ERKEL MUSEUM
Gyula, in the south-eastern corner of Hungary, close to the Romanian border, makes the most of the accident of birth that led to its being the native city of the acknowledged creator of Hungarian opera. Ferenc Erkel’s father and grandfather, from Bratislava (Poszony to a Hungarian), went to this outpost of the Empire in 1806, when his father became Kantor of the German school and church organist in the domain of Count Wenckheim. Ferenc was born there in 1810.
A short walk west of the centre of this modest-sized spa city (36,500 people) stands the church, and next to it the old schoolhouse where Erkel was born, now the Erkel museum. The first room, with 17 display cases and boards, gives a substantial and informative chronological account of his life, with text in Hungarian but with summaries in German and Russian. Beginning with his ancestry, his entry of birth and his school reports, it moves on to his early career, as a pianist (which he eventually abandoned, partly because of the competition of another Hungarian, Liszt) and then his work as an opera conductor, first in Oradea and later in Buda, where he introduced the standard repertory to Hungarian audiences. Separate cases – with posters, handbills, librettos, programmes, music editions and manuscript excerpts, the singers and their costumes, the original settings -deal with his own major operas, Batori Maria, Hunyadi Laszlo, and of course his most admired work, Bank Ban, while the later works are grouped. There are other, non-operatic works too (a cadenza for a Mozart piano concerto among them). His three composer sons – Gyula (1841-1909), Elek (1842-93) and Sandor (1846-1900) – each have a display case, too; a fourth, Laszlo (1844-96), was an early teacher of Bartok.
ERKEL MUSEUM Photo Gallery
The second room gives a picture of Erkel’s considerable career as a concert conductor; there are photos of halls, programmes and handbills, correspondence (including a Berlioz letter), editions, manuscripts, as well as cups, tankards and other awards presented to him. His time as director of the Music Academy in Pest, where he had Liszt as star faculty member, is duly recorded, as too is his work for the singing society movement. Gyula’s response to its son is noted too, beginning with the erection of a bust in 1896, three years after his death, and continuing with concerts, awards and, in 1960, on the 150th anniversary of his birth, the founding of the museum.

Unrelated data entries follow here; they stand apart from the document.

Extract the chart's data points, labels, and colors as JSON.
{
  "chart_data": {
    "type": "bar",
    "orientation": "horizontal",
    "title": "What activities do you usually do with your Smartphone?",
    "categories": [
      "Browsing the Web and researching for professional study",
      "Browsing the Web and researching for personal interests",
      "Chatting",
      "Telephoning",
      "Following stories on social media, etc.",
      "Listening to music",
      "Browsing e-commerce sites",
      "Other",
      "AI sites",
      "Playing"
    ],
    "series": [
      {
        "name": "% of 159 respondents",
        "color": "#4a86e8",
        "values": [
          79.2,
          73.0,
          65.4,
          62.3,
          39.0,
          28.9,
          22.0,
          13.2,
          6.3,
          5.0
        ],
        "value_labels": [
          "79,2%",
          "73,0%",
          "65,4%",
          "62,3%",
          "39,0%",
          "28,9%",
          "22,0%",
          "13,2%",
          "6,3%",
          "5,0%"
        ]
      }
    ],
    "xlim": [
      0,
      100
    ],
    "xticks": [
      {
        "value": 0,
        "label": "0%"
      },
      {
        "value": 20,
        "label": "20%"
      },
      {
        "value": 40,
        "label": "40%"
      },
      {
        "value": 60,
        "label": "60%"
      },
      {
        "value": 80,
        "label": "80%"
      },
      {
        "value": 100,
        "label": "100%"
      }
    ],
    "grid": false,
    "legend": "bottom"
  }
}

In a third room is a Steinway boudoir grand and a dummy practice keyboard, along with further displays devoted to Erkel’s sons and more on Bank Ban, with a section too on recent Erkel literature, celebration stamps and medallions. More personal items occupy a fourth room, among them his father’s harmonium, a little table and chairs, a lithograph of Erkel, a black cloak, with lace and jet beads, of his wife’s and oil portraits of his brother and his sister-in-law; the final room, the original kitchen, is set out as a kitchen in the style of the time.
Gyula commemorates Erkel in other ways. There is a road, Erkel ter, named after him. The local history museum bears his name (so that the ‘Ferenc Erkel Museum’ is not in fact the Ferenc Erkel museum), as too do a local community centre and a hotel. The bust of him is in a prominent square, and two plaques adorn the house.